Par ailleurs, au regard du droit d’accès des tiers codifié à l’article 32 de la Directive 2009/73/CE, le refus d’accès au réseau peut constituer un abus de position dominante par application de la doctrine des facilités essentielles [6]. Gazprom a, sur ce fondement, été contraint de libérer 50% des capacités du gazoduc Opal selon un programme de cession afin de permettre l’ouverture à la concurrence [7].
Enfin, l’article 11 de la Directive 2009/73/CE, intitulé « Certification concernant des pays tiers » [8], impose une procédure impliquant l’autorité de régulation ainsi que la Commission pour la certification d’un propriétaire ou gestionnaire de réseau au terme de laquelle « l’État membre concerné a le droit de refuser d’octroyer la certification si cela met en péril la sécurité de son approvisionnement énergétique ou la sécurité de l’approvisionnement énergétique d’un autre État membre ». Cette clause a d’ailleurs été contestée par la Russie au titre de l’article 2.1 de l’Accord Général sur le Commerce des Services interdisant les traitements discriminatoires. Le groupe spécial de l’OMC a finalement conclu en faveur de l’Union européenne sur ce différend [9].
La présentation succincte de ces trois dispositions et mécanismes de droit de l’Union européenne est une illustration des limites existantes en droit, indépendamment du ressort politique, ayant eu pour effet de contenir, ou a minima de limiter, la dépendance énergétique de l’Union européenne au gaz russe jusqu’à aujourd’hui.

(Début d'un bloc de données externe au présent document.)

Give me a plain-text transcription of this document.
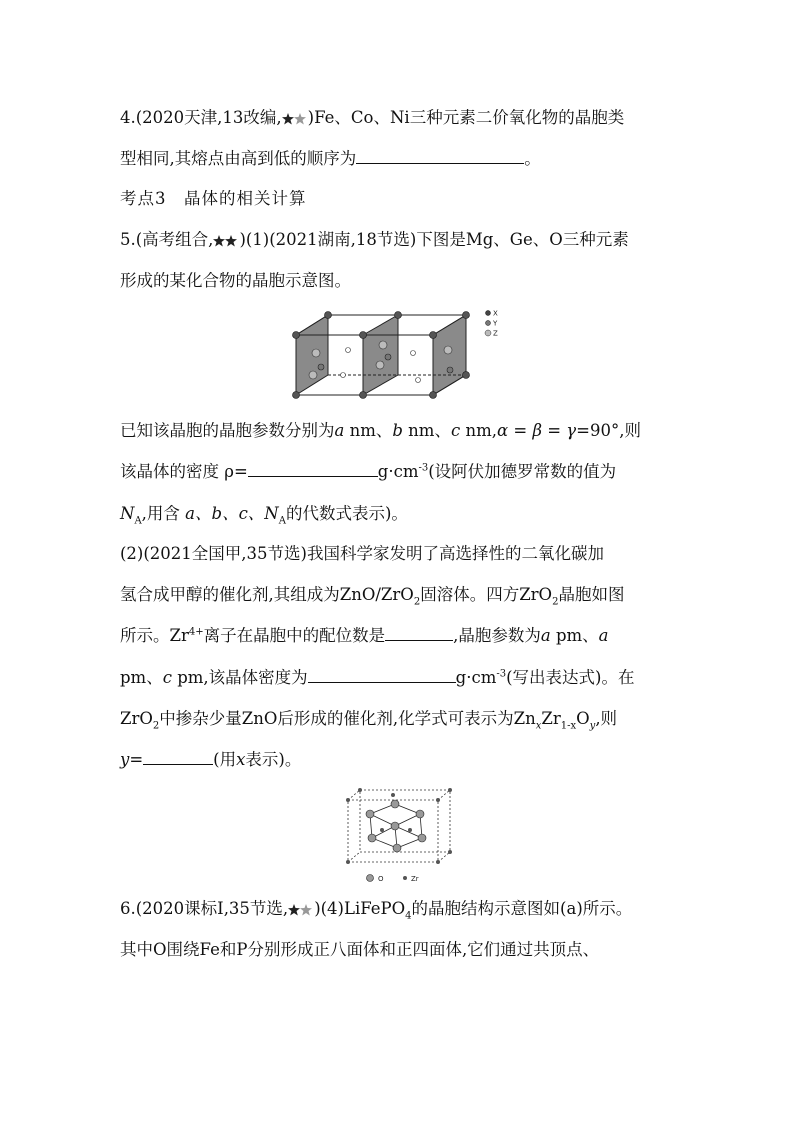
4.(2020天津,13改编, )Fe、Co、Ni三种元素二价氧化物的晶胞类
型相同,其熔点由高到低的顺序为	。
考点3　晶体的相关计算
5.(高考组合, )(1)(2021湖南,18节选)下图是Mg、Ge、O三种元素
形成的某化合物的晶胞示意图。
X
Y
Z
已知该晶胞的晶胞参数分别为a nm、b nm、c nm,α = β = γ=90°,则
该晶体的密度 ρ=	$g\cdot cm^{-3}$(设阿伏加德罗常数的值为
$N_A$,用含 a、b、c、$N_A$的代数式表示)。
(2)(2021全国甲,35节选)我国科学家发明了高选择性的二氧化碳加
氢合成甲醇的催化剂,其组成为ZnO/ZrO$_2$固溶体。四方ZrO$_2$晶胞如图
所示。$Zr^{4+}$离子在晶胞中的配位数是	,晶胞参数为a pm、a
pm、c pm,该晶体密度为	$g\cdot cm^{-3}$(写出表达式)。在
ZrO$_2$中掺杂少量ZnO后形成的催化剂,化学式可表示为$Zn_xZr_{1-x}O_y$,则
y=	(用x表示)。
O	Zr
6.(2020课标Ⅰ,35节选, )(4)LiFePO$_4$的晶胞结构示意图如(a)所示。
其中O围绕Fe和P分别形成正八面体和正四面体,它们通过共顶点、
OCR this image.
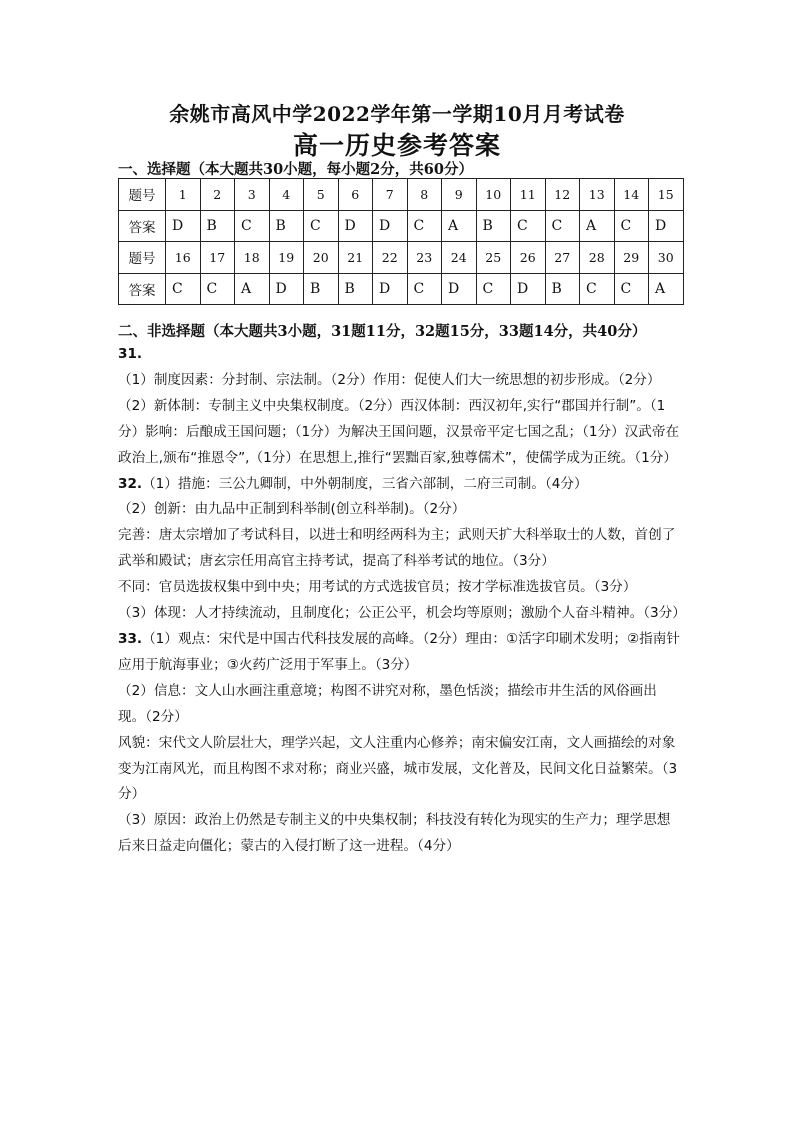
余姚市高风中学2022学年第一学期10月月考试卷
高一历史参考答案
一、选择题（本大题共30小题，每小题2分，共60分）
题号	1	2	3	4	5	6	7	8	9	10	11	12	13	14	15
答案	D	B	C	B	C	D	D	C	A	B	C	C	A	C	D
题号	16	17	18	19	20	21	22	23	24	25	26	27	28	29	30
答案	C	C	A	D	B	B	D	C	D	C	D	B	C	C	A
二、非选择题（本大题共3小题，31题11分，32题15分，33题14分，共40分）

31.（1）制度因素：分封制、宗法制。（2分）作用：促使人们大一统思想的初步形成。（2分）

（2）新体制：专制主义中央集权制度。（2分）西汉体制：西汉初年,实行“郡国并行制”。（1分）影响：后酿成王国问题；（1分）为解决王国问题，汉景帝平定七国之乱；（1分）汉武帝在政治上,颁布“推恩令”,（1分）在思想上,推行“罢黜百家,独尊儒术”，使儒学成为正统。（1分）

32.（1）措施：三公九卿制，中外朝制度，三省六部制，二府三司制。（4分）

（2）创新：由九品中正制到科举制(创立科举制)。（2分）

完善：唐太宗增加了考试科目，以进士和明经两科为主；武则天扩大科举取士的人数，首创了武举和殿试；唐玄宗任用高官主持考试，提高了科举考试的地位。（3分）

不同：官员选拔权集中到中央；用考试的方式选拔官员；按才学标准选拔官员。（3分）

（3）体现：人才持续流动，且制度化；公正公平，机会均等原则；激励个人奋斗精神。（3分）

33.（1）观点：宋代是中国古代科技发展的高峰。（2分）理由：①活字印刷术发明；②指南针应用于航海事业；③火药广泛用于军事上。（3分）

（2）信息：文人山水画注重意境；构图不讲究对称，墨色恬淡；描绘市井生活的风俗画出现。（2分）

风貌：宋代文人阶层壮大，理学兴起，文人注重内心修养；南宋偏安江南，文人画描绘的对象变为江南风光，而且构图不求对称；商业兴盛，城市发展，文化普及，民间文化日益繁荣。（3分）

（3）原因：政治上仍然是专制主义的中央集权制；科技没有转化为现实的生产力；理学思想后来日益走向僵化；蒙古的入侵打断了这一进程。（4分）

- II. Le droit de la concurrence : second frein au pouvoir de marché de Gazprom dans un environnement gazier libéralisé.
La Commission européenne identifie que la part de marché de Gazprom est comprise entre 70% et 100% dans huit Etats membres sur le marché de la fourniture en amont [10]. Des inspections inopinées ainsi qu’une enquête, au titre de l’article 17 du Règlement n°1/2003, sont menées par la Commission et révèlent que différentes pratiques de Gazprom sur les marchés identifiés pouvaient être constitutives d’abus de sa position dominante : notamment une stratégie globale de segmentation du marché, des restrictions territoriales, la pratique de prix excessifs et le conditionnement de la fourniture de gaz à des engagements concernant des infrastructures de transport en Bulgarie. La Décision sur les engagements de la Commission du 24 mai 2016 vise alors à abolir les barrières à la libre circulation mises illégalement en place par Gazprom (notamment les clauses de destination [11]) et imposer à celui-ci de prendre des mesures positives favorisant la libre circulation et la diversification des approvisionnements.
C’est donc également au regard des règles de concurrence que, par l’intervention de la Commission européenne, la dépendance au gaz russe s’est trouvée contenue.
Ainsi, même en l’absence de volonté politique franche de s’affranchir de la dépendance au gaz russe jusqu’à aujourd’hui, des règles de droit européennes se sont présentées comme des freins à une implantation anarchique de Gazprom sur le marché gazier européen libéralisé et donc, in fine, à la dépendance au gaz russe.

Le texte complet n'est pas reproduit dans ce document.